First of all, this book is beautiful. The author has done an amazing job making every single page ooze style, while completely retaining ease of use and readability.
The gameplay loop is super simple: You purchase equipment and select a droid to hunt. Then you roll to gather evidence. Once you've collected the number of required clues for your target's whereabouts, you roll to see in which part of the station the droid is causing havoc and if there's a modifier for the scene (no gravity, lights out, etc.) Then, combat begins. Once you beat up the droid, you basically pokeball its robo-ass. Fail 3 times and the droid dies, giving you a fraction of the reward. Capture it, and go laughing back to the bank. This is a loop I enjoyed a ton at first, but after a few hunts, the game became kinda stale. The main offender? Clue gathering.
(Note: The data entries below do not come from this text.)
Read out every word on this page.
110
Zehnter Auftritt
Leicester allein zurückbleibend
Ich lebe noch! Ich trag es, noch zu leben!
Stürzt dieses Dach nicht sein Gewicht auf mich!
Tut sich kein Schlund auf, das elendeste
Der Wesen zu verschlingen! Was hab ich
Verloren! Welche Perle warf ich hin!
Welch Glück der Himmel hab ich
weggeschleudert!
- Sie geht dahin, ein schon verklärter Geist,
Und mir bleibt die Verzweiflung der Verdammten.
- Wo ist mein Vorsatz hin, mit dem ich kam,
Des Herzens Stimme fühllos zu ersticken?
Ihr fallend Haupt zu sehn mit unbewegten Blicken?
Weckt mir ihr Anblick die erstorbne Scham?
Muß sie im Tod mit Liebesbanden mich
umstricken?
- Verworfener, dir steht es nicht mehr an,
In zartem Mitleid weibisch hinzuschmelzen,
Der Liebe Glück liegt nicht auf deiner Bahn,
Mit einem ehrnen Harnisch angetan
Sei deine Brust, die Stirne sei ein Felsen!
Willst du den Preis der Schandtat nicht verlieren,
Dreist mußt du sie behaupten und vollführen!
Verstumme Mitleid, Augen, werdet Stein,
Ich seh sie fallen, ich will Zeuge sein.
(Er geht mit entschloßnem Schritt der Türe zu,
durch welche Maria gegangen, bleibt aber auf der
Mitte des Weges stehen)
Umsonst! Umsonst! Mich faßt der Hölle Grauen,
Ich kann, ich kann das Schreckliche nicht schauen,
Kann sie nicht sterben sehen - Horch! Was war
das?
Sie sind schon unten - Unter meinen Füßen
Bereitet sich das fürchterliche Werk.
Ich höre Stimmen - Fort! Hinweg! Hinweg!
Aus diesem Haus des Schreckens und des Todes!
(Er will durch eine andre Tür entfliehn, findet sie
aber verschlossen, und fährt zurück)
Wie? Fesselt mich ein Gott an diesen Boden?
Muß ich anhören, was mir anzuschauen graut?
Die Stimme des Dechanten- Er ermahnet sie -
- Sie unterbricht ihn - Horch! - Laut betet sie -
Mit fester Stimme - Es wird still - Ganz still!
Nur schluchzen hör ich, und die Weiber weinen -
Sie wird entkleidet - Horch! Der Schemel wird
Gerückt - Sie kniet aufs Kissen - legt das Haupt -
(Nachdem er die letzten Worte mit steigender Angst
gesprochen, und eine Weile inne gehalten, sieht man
To be face-to-face with these ne'er-do-well, delinquent, copper punks, you're left to improvise potentially dozens upon dozens of interactions until you finally gather the required amount of clues. The probability of you collecting clues is 2/6. Also, 2/6 makes you lose some of the clues you already had, which is annoying. To catch a HARR1-8, I had to imagine 14 interactions because I kept loosing clues or triggering events (my rolls sucked, I know :c) and this was one required 5 clues. There are droids that require 12!
Interaction improvisation from 328 words of backstory is solvable for doodooheads like mine with the use of external tables, but I think that the gameplay would've been tighter if every roll for clues was always a success tied to the resulting success a table of challenges or prompts in the flavor of Lemuria, this to avoid clue-gathering to just be a mindless dice chugging and tiring improv phase.
But that was just me. Personally, I adored the art, the concept, and most of the execution of the gameplay. I will keep playing it with Mythic 2e, UNE, and a few houseruled changes. Congrats for the release!